Support REPA
Opened this issue · 2 comments
https://github.com/sihyun-yu/REPA
REPresentation Alignment (REPA), a simple regularization technique built on recent diffusion transformer architectures.
reference code:
https://github.com/sihyun-yu/REPA/blob/0f6025751aae6746636113430077169abee26ceb/train.py#L265-L300
https://github.com/sihyun-yu/REPA/blob/0f6025751aae6746636113430077169abee26ceb/loss.py#L77-L88
Thank you! REPA is interesting.
However, I have one concern. That is, will it be effective if we introduce it from fine tuning? If we introduce it from fine tuning, the model need to learn both the fine tuning content and the features for the first few blocks. I am worried that this will actually result in a decrease in performance.

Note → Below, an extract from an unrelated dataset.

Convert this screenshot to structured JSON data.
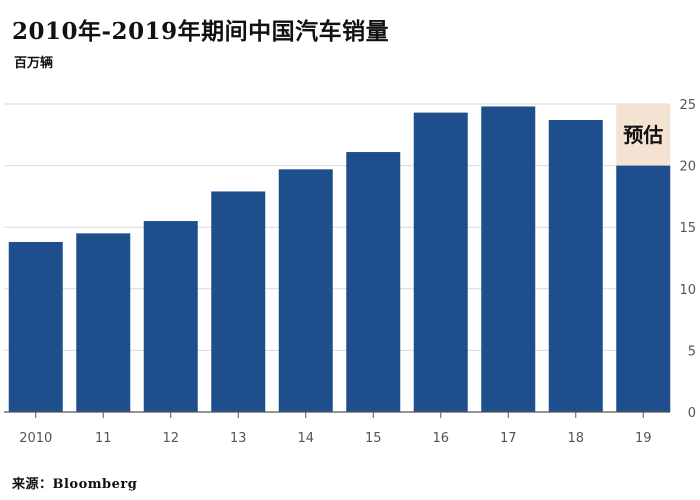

But I think we need to test it.
Thank you! REPA is interesting.
However, I have one concern. That is, will it be effective if we introduce it from fine tuning? If we introduce it from fine tuning, the model need to learn both the fine tuning content and the features for the first few blocks. I am worried that this will actually result in a decrease in performance.
But I think we need to test it.
Here's what I'm thinking: we can take out the first few blocks and use them exclusively for REPA's regularization fine tuning alignment, and then use the rest of the blocks for fine tuning .That way we don't have the problem of simultaneous training.